Dai vari post ricevuti interpreto che, probabilmente, non riesco a farmi capire:
- sono ateo e, in quanto tale, non posso accettare che mi si imponga, implicitamente o esplicitamente, di ammettere l'esistenza di dio,
- sono ateo ma non mi disturba assolutamente sapere che altri credono in un dio, e rispetto il loro credere;
- sono ateo ma non mi disturba assolutamente sentir parlare le persone di cui sopra di dio, sentirlo veneraro ed eseguire i conseguenti riti;
- sono ateo ma rispetto i credenti. TUTTI i credenti, quindi mi offende qualcosa fatta dai cattolici che potrebbe offendere un musulmano;
Detto cio', ma mia futura consorte poiche' cattolica ha seguito il corso prematrimoniale (preparazione al sacramento, tanto per intenderci) e si sposera' in chiesa. Chiesa che io rispetto e riconosco come istituzione. Invece rispetto ma non riconosco dio.

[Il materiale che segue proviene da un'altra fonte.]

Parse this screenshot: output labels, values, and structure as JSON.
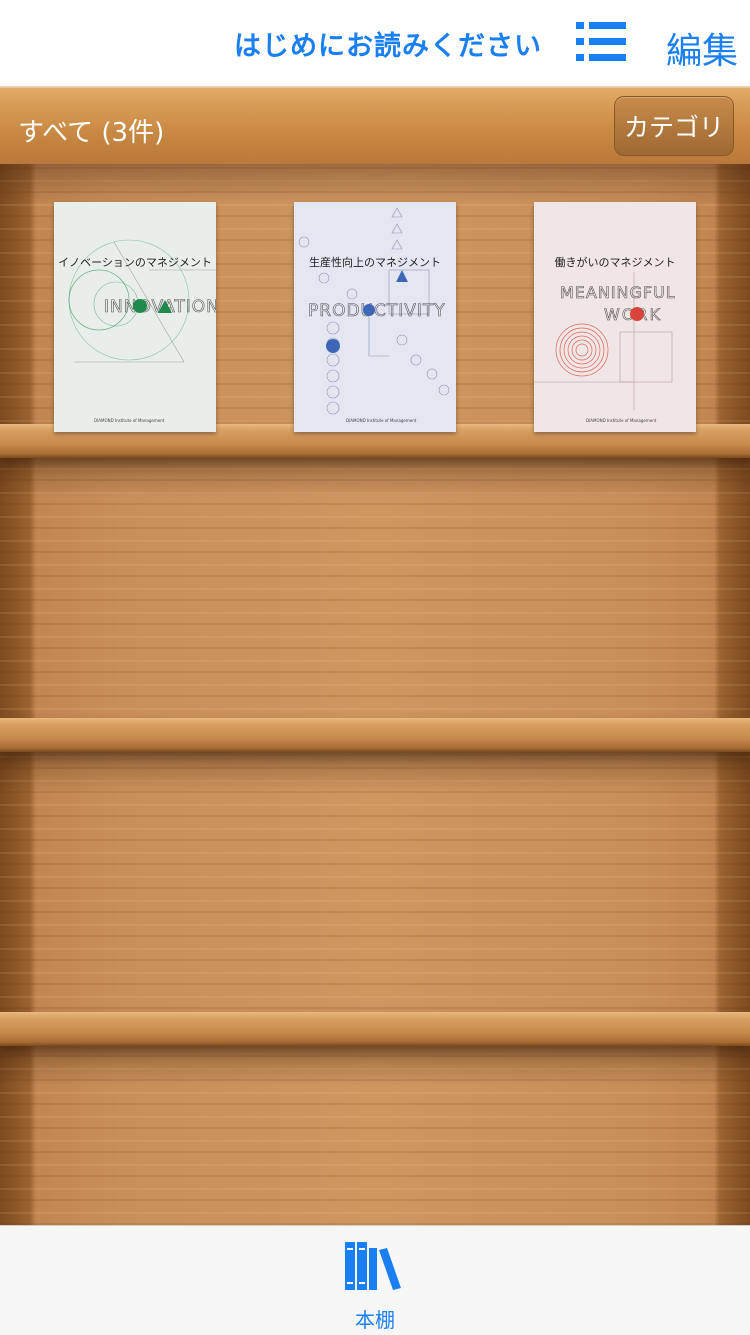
{
  "navbar": {
    "guide_link": "はじめにお読みください",
    "list_icon": "list-icon",
    "edit_label": "編集",
    "accent_color": "#1a7ff0"
  },
  "category_bar": {
    "title": "すべて (3件)",
    "category_button": "カテゴリ"
  },
  "books": [
    {
      "title": "イノベーションのマネジメント",
      "cover_word": "INNOVATION",
      "accent": "#1f8a4c",
      "background": "#e9eeea"
    },
    {
      "title": "生産性向上のマネジメント",
      "cover_word": "PRODUCTIVITY",
      "accent": "#3f67b8",
      "background": "#e4e7f2"
    },
    {
      "title": "働きがいのマネジメント",
      "cover_word": "MEANINGFUL WORK",
      "accent": "#d8453d",
      "background": "#f1e6e6"
    }
  ],
  "tabbar": {
    "tab_label": "本棚",
    "tab_icon": "bookshelf-icon"
  }
}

Quanto sopra e' stato accettato dal mio parroco che ha accettato di rimuovere TUTTI i riferimenti a dio (ma non alla chiesa) da ogni frase del rito che si rivolge a me o agli sposi. Ovviamente parla invece di dio quando non e' rivolto a me.

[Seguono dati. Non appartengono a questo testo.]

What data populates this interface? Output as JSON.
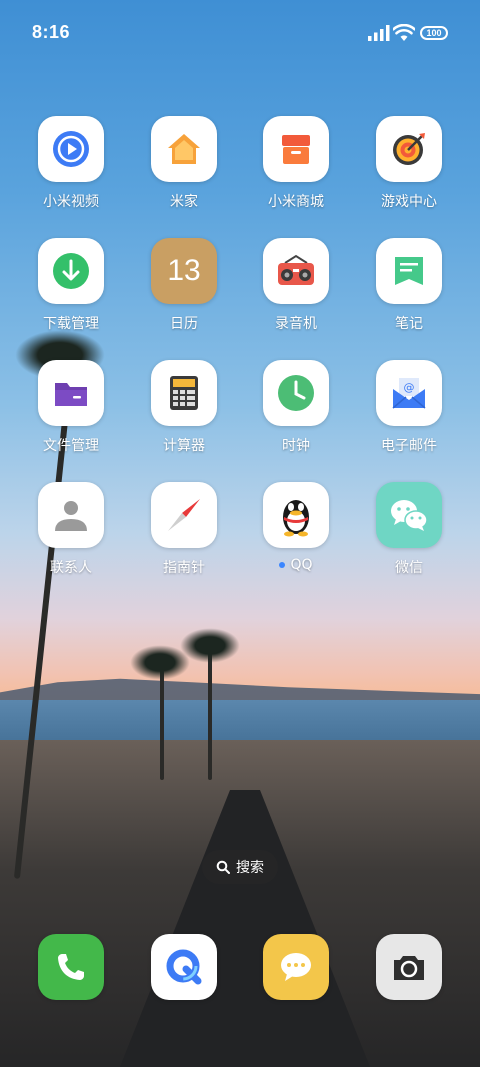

A parte la frase di consenso dove si parla di figli. Ed a questo mi riferivo nell'apertura dell'argomento sul forum. Siete in gradi di dirmi, in base alla vostra esperienza, se la frase e' modificabile ed in che modo?
Sara' solo una cosa banale e di principio, tanto poi uno a casa fa quello che vuole (tanto e' un po' quello che tutti i cattolici fanno dopo la confessione) ma io amo nella vita essere corretto, con me stesso e con gli altri.
In tutti i matrimoni misti di cui sono a conoscenza io (2-3), c'è stato il riferimento all'educazione dei figli. Quindi, in base alla mia esperienza, no, non è modificabile.
Poi magari per te lo levano pure, dato che provieni da una famiglia che ha strette relazioni col clero. Anche loro, alla fine, si rigirano le cose come meglio credono e per pura convenienza.

PS: un giorno cercherò di capire come si può rispettare qualcosa che non si riconosce (dio, in questo caso).